The house was in order and serenity was restored to our home, but not between Jack and me. I stayed quiet and out of his reach. My bottom hurt like never before. I kept thinking how I had changed since beginning ttwd/Dd and really thought about what I hadn't done that usually would have been second nature to me. Consistent Jack was steady and ready......... with that paddle. Second nature to him.

It was late and I was reading in bed. Jack had left the paddle on the dresser. I did not put that thing back. I will not touch it. Jack walked in the bedroom ready for bed. He picked up the paddle and came to my side of the bed. He asked what I had learned today and I told him I had learned to prioritize better. He said that was good and that we would now "finish-up." He helped me out of bed, put me over the bed, bared my bottom and paddled me five times. He put me in bed, turned out the light and climbed in on his side. He told me when we began ttwd, he did not think he would ever spank for the kind of thing he spanked for today. He said that usually housework is done as a team, but I did have plenty of time to get these things done. He put his hand on my bottom and gently turned me over so we could "spoon" to sleep. I still didn't say much. I was astounded by the day's events and really needed the day to end. Before ttwd/Dd. all this mess would have caused an long argument,  cold silence, huffiness and attitude. Not today. A spanking caught my attention and Jack finished up. Order had been restored to both our home and us.

Sunday, September 1, 2013

Linking With A New Persepctive




I

I hope you all read Jennelle's blog at A New Prospective. It took us awhile to find one another. She left a comment on my blog which stated how much alike our journeys in Dd were. Then she sent me an email and a friendship was born. Jennelle and I  both have the most consistent of HoHs. These men are right there to guide and lead us.  We were both military wives living through deployments. When separations were in full swing, we each made the decisions for our families. When hubbies returned, we each had a hard time giving up the control and accepting our husbands' leadership. We each were talented in keeping arguments going long after decisions were made. We each have been spanked for the arguing and the inability to relinquish control. We each have shared the spanking episodes we have endured on our blogs and our emails.  Our husbands are gentle, calm, consistent and completely reliable as to how to handle a wife that won't accept decisions made.

When we found one another, each of us had recently been spanked and bemoaned how we each wanted to reach that place where we accepted our husbands ' decisions as we recognized how difficult that was.  When we first emailed one anther, we talked about deployments and the difficult involved in separation. Then we began to offer one another support. Jennelle told me she was learning to soften a discussion and to submit to spankings. Things were looking up and she and her husband were listening to one another. 

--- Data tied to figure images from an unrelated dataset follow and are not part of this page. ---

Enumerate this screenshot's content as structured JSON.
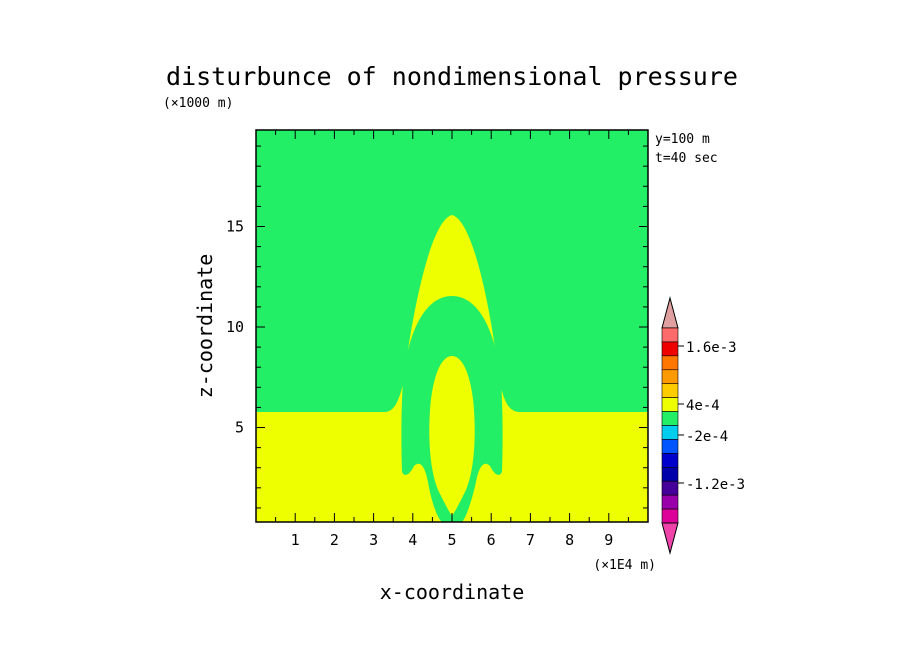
{
  "chart_data": {
    "type": "heatmap",
    "title": "disturbunce of nondimensional pressure",
    "xlabel": "x-coordinate",
    "ylabel": "z-coordinate",
    "x_unit": "(×1E4 m)",
    "y_unit": "(×1000 m)",
    "xlim": [
      0,
      10
    ],
    "ylim": [
      0.3,
      19.8
    ],
    "x_ticks": [
      "1",
      "2",
      "3",
      "4",
      "5",
      "6",
      "7",
      "8",
      "9"
    ],
    "y_ticks": [
      "5",
      "10",
      "15"
    ],
    "annotations": [
      "y=100 m",
      "t=40 sec"
    ],
    "fields": {
      "background_upper": "-2e-4 to 4e-4",
      "background_lower": "4e-4 to 1e-3",
      "arch_outer_peak_z": 15.5,
      "arch_middle_peak_z": 11.4,
      "arch_inner_peak_z": 8.4,
      "lower_layer_top_z": 5.6,
      "center_x": 5.0
    },
    "colorbar": {
      "labels": [
        "1.6e-3",
        "4e-4",
        "-2e-4",
        "-1.2e-3"
      ],
      "colors": [
        "#e0a0a0",
        "#ff6a6a",
        "#ee0000",
        "#ff7700",
        "#ff9900",
        "#ffcc00",
        "#eeff00",
        "#22ee66",
        "#00ccee",
        "#0055ff",
        "#0000cc",
        "#0000aa",
        "#440099",
        "#9900aa",
        "#dd0099",
        "#ee44aa"
      ],
      "color_upper": "#22ee66",
      "color_lower": "#eeff00"
    }
  }
}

Her most recent post is a shining example of what happens when a wife accepts her husband's leadership and guidance. In the post, she acknowledges that there will be spankings, but she has learned to avoid angry confrontations and show respect when discussions replace arguments. As a result, she writes that her husband's speaking is gentle and loving. They are living the Dd life and it is working. 

I cannot imagine not having other Dd women in my life like Jennelle. To do ttwd/Dd, I need the support of other women who catch me when I stumble and cheer when I have done well following my husband's leadership. We are blogging because we care about one another. We want to learn and help one another. 

Read Jennelle's blog and comment on her keen insight. She definitely has a new perspective and I applaud her. I am not where she is just yet, but I will be. She helps me sort things out and is helping me  get it right. Tell her I said hello!